Friday, November 12, 2010


Once upon a time I got stuck in a time loop. When I had escaped the time loop I discovered I had knit an enormous pair of extremely comfy TARDIS socks in the Doctor Who Blue colorway of the best sock yarn in the entire world, D*yeabolical Strong Arm Sock Yarn. Not that I'm biased or anything.

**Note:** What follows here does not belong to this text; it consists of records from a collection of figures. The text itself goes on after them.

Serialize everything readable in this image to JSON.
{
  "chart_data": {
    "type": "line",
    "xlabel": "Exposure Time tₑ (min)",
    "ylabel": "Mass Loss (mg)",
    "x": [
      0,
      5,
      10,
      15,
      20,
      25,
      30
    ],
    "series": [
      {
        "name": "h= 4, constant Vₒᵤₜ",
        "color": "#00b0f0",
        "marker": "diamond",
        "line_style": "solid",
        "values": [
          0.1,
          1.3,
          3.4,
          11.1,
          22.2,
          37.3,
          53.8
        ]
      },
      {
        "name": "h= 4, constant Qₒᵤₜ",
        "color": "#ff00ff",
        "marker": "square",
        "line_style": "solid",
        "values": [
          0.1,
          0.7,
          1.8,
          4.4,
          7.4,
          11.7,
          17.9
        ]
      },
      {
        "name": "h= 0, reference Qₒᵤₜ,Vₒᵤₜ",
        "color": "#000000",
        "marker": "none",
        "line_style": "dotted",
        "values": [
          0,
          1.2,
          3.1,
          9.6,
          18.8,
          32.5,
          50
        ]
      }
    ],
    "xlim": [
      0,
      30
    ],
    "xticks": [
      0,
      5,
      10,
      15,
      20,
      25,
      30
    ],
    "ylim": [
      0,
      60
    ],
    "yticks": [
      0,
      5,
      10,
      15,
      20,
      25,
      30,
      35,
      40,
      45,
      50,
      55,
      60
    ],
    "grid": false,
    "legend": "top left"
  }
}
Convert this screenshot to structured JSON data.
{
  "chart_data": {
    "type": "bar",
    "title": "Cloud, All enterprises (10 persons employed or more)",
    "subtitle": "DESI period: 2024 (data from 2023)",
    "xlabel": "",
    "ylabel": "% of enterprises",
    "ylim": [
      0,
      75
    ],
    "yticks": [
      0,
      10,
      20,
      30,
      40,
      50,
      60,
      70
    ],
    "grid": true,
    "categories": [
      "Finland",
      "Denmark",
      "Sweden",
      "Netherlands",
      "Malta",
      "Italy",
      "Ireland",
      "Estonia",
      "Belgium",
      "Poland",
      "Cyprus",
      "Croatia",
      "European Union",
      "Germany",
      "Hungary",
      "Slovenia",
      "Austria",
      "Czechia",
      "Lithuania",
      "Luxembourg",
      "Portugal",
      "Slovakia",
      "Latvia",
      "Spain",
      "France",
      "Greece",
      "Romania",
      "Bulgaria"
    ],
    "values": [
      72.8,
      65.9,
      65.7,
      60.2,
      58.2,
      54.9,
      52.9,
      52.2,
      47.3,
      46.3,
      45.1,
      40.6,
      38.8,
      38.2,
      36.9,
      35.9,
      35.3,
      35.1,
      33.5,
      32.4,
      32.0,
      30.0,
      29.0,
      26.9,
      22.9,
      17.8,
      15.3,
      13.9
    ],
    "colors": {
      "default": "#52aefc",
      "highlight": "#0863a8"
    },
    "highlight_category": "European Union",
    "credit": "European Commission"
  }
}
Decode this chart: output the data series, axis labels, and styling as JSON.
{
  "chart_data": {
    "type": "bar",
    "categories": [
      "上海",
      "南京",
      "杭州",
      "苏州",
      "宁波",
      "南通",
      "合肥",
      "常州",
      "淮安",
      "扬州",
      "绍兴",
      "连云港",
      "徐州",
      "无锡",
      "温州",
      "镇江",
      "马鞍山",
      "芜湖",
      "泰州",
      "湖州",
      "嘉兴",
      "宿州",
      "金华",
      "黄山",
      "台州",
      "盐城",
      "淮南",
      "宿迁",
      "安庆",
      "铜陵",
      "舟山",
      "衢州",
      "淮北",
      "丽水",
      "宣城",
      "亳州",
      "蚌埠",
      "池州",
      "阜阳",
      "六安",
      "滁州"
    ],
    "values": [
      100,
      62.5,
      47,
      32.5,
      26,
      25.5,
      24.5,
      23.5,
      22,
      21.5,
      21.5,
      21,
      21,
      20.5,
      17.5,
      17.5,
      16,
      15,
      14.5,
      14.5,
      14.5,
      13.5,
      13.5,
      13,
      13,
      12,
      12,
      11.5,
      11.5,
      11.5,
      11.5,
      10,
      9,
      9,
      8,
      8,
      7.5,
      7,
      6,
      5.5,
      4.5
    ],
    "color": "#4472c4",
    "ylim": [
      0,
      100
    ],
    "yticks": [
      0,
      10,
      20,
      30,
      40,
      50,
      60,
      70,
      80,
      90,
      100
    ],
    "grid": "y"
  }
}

Saturday, November 6, 2010

Reasons to shop at an LYS

I'm cleaning off my virtual desktop and found the following half-written post:

Reasons to not shop at an LYS:
-the staff talks about you like you aren't there
-the staff actively ignores and plays soduku while you wander around aimlessly
-the staff doesn't know what worsted weight yarn is
-the staff has never heard of Noro
-any member of the staff thinks nylon is a perfectly acceptable substitute for cashmere
-the owner tells you you're fat
-the staff treats men knitters suspiciously
-the staff treats men knitters like they are geniuses for knitting garter stitch

Not a reason to stop shopping at an LYS:
-a single clerk enthusiastically wants to help you
when you enter a store and the backs off when you say 'just looking'
 I have no idea which even inspired me to write this. Probably a Ravelry forum thread. Probably a Ravelry forum thread directed at my LYS.

Friday, November 5, 2010


I'm giving this FlyLady thing another chance. I'm on day 3. The apartment looks  better and I've realized that it isn't as bad as I thought it was, but I'm seriously spending like 2 hours on my morning routine completing her easy 2-15 minute exercises. That's not even accounting for the seasonal list of things that she says need doing. It's effective, but kind of hard to do. By the time I'm done I'm out of the mood to dye yarn. This is what today's list looks like, along with commentary:

*dust living room (okay, but let me take some zyrtec first)
*declutter car (I'm putting a time limit of 15 minutes on this)
*declutter purse (Um, I'd better put a time limit on this, too)
*15 minutes picking up and taking out trash (who needs 15 minutes for this?)
*drink water (done!)
*5 minute room rescue (surprisingly effective in my office)
*plan dinner (pizza--done!)
*relax for 15 minutes (that's called sleep, right?)
*work out (my morning decluttering and cleaning routine wears me out so much that I don't do this until right before bed. I've also been having a flare-up of every damn thing that's wrong with me so I have to be careful not to overdo it. Stupid. I used to lift weights and bike miles a day, dammit.)
*shine sink (I reluctantly admit that my work day is easier if the day starts with a clean sink.)
*2 minutes in "hot spot" twice a day (my hotspot is my kitchen table. I always need more than 2 minutes to clean it off. I'm confused why stuff keeps ending up  there.)
*15 minute declutter (I've been focusing on my dye shelf. That shelf is awash in disorganization and frustration. 3 15-minute sessions later and I've only got 2 shelves decluttered and 0 shelves organized)
*make bed (I have never done this regularly. I reluctantly admit to liking a made bed at night.)
*swish and shine (Shine means wiping down the bathroom sink. Swish means cleaning the toilet. I hates this, I do. I'm not ready to admit that the bathroom looks awesome.)
*a load of laundry a day (I don't make that much laundry. Maybe a load every 3 days?)
*empty dishwasher every morning (I don't make that many dishes, so I have yet to need to empty it. Go me.)
*work 8 hours a day (this is not a Fly Lady directive, but it sort of needs doing what with it being essential to paying the electric bill. Sadly, although I have finished everything FlyLady told me to the last 3 days, I have failed to work a full 8 hours any of the last 3 days)

Conclusion: I've already priced out how much a professional organizer and a cleaning service would cost.